The global economy and the financial system seem very far from the natural world but all their activities are affected and, conversely, affect it. The biodiversity crisis and environmental issues expose companies and investors to significant risks. The data released during the World Economic Forum testify: more than half of the Planet’s GDP is more or less firmly linked to nature and natural services. Also for this reason, last December more than 330 acronyms from the business and finance world of 52 countries around the world urged policymakers around the world to provide a clear and binding framework of requirements on the basis of which to assess their impacts and adapt to the 2030 targets.

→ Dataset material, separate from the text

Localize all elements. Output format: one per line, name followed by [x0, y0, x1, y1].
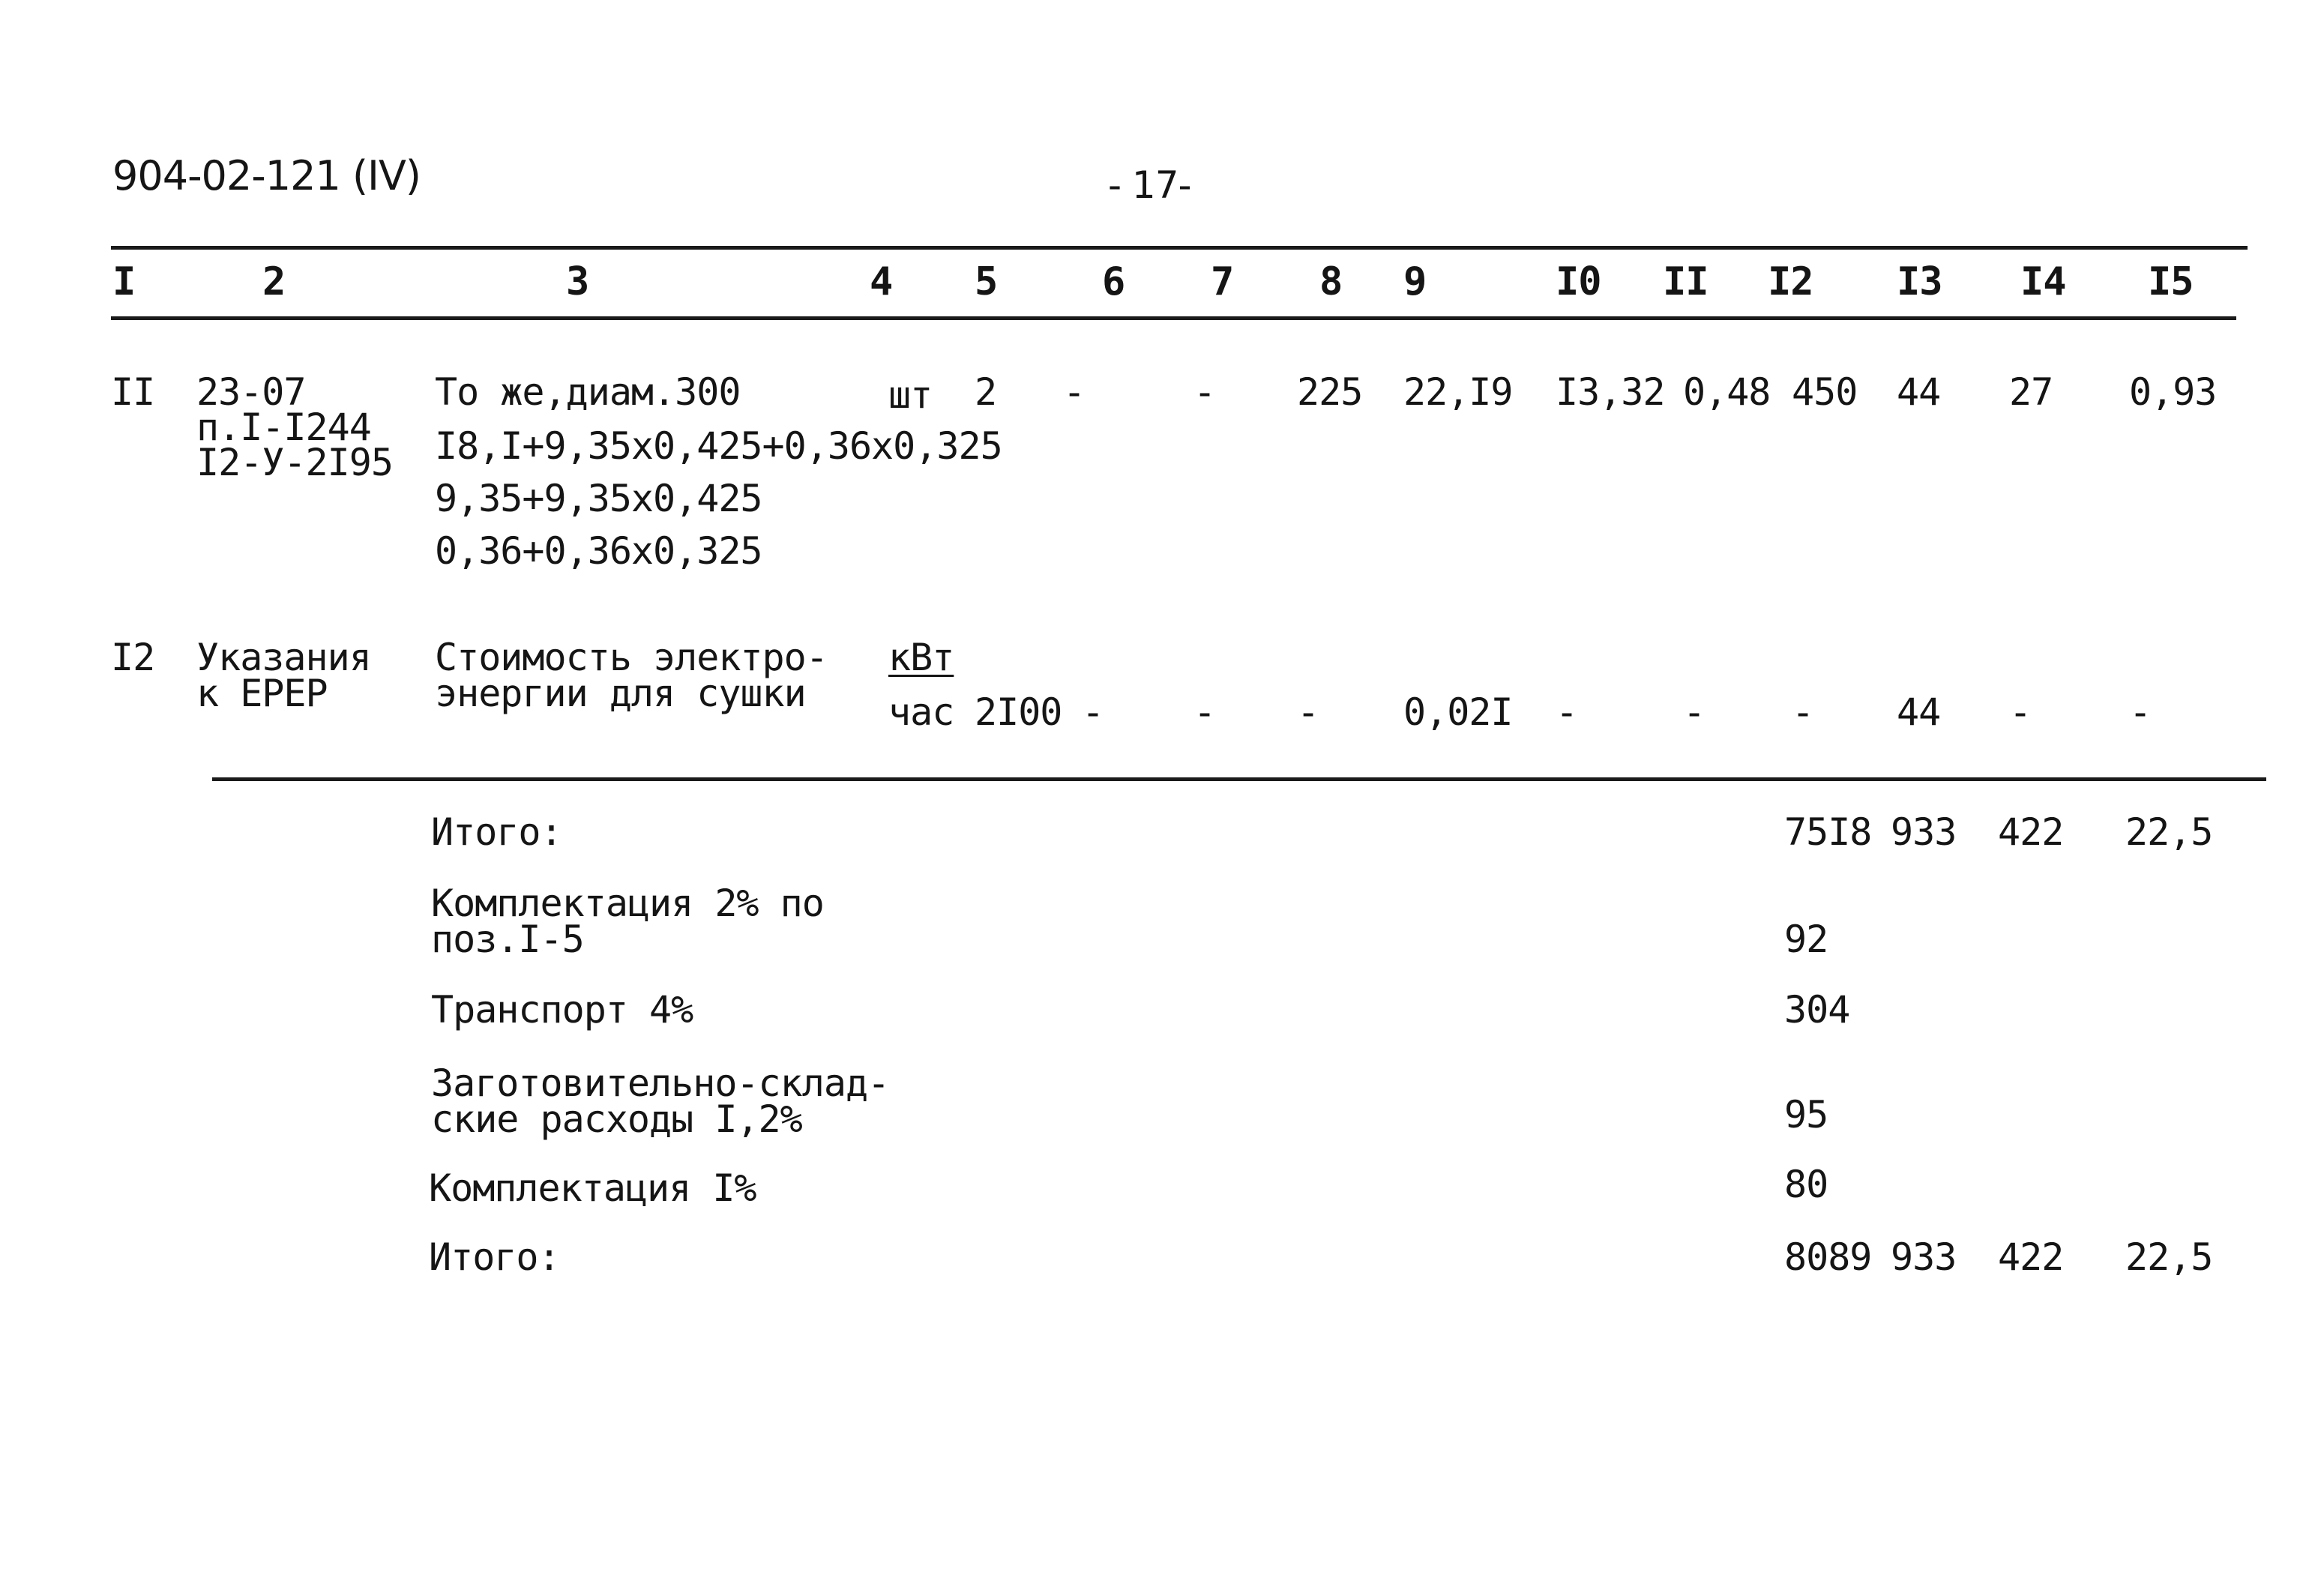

The Biodiversity Risk Filter can support businesses and financial institutions to monitor the consequences of their activities by providing them with easily understandable and practical information.

The tool, online and free, is based on more than 50 different types of data from, among other sources, WWF, IBAT, IUCN, UNEP-WCMC, ENCORE, RepRisk, FAO, World Bank and NASA; the data provide a broad and holistic pattern of biodiversity risks with information on ecosystems, protected areas, different species and recurrent threats to nature such as deforestation, habitat destruction, pollution, land use change. According to the association, it is the “first-ever platform that brings together such a diverse range of data specifically for the purpose of analyzing biodiversity risks for businesses and financial institutions”.

The Suite of Tools

Together with the Water Risk Filter, the Biodiversity Risk Filter leads the private sector to sustainable operations and investments in line with global environmental commitments such as the Taskforce on Nature-related Financial Disclosures (TNFD), the Science-Based Targets Network (SBTN) and the United Nations Sustainable Development Goals (SDGs).

It is a new piece of the WWF Risk Filter Suite and contains specific guidelines for the protection of biodiversity that have been tested by WWF and Climate & Company in a trial on a portfolio of investors representative of a series of listed companies. The pilot study showed that most societies are exposed to the medium to high biodiversity risks, but that the tool works well to analyze potential vulnus and identify policy priorities.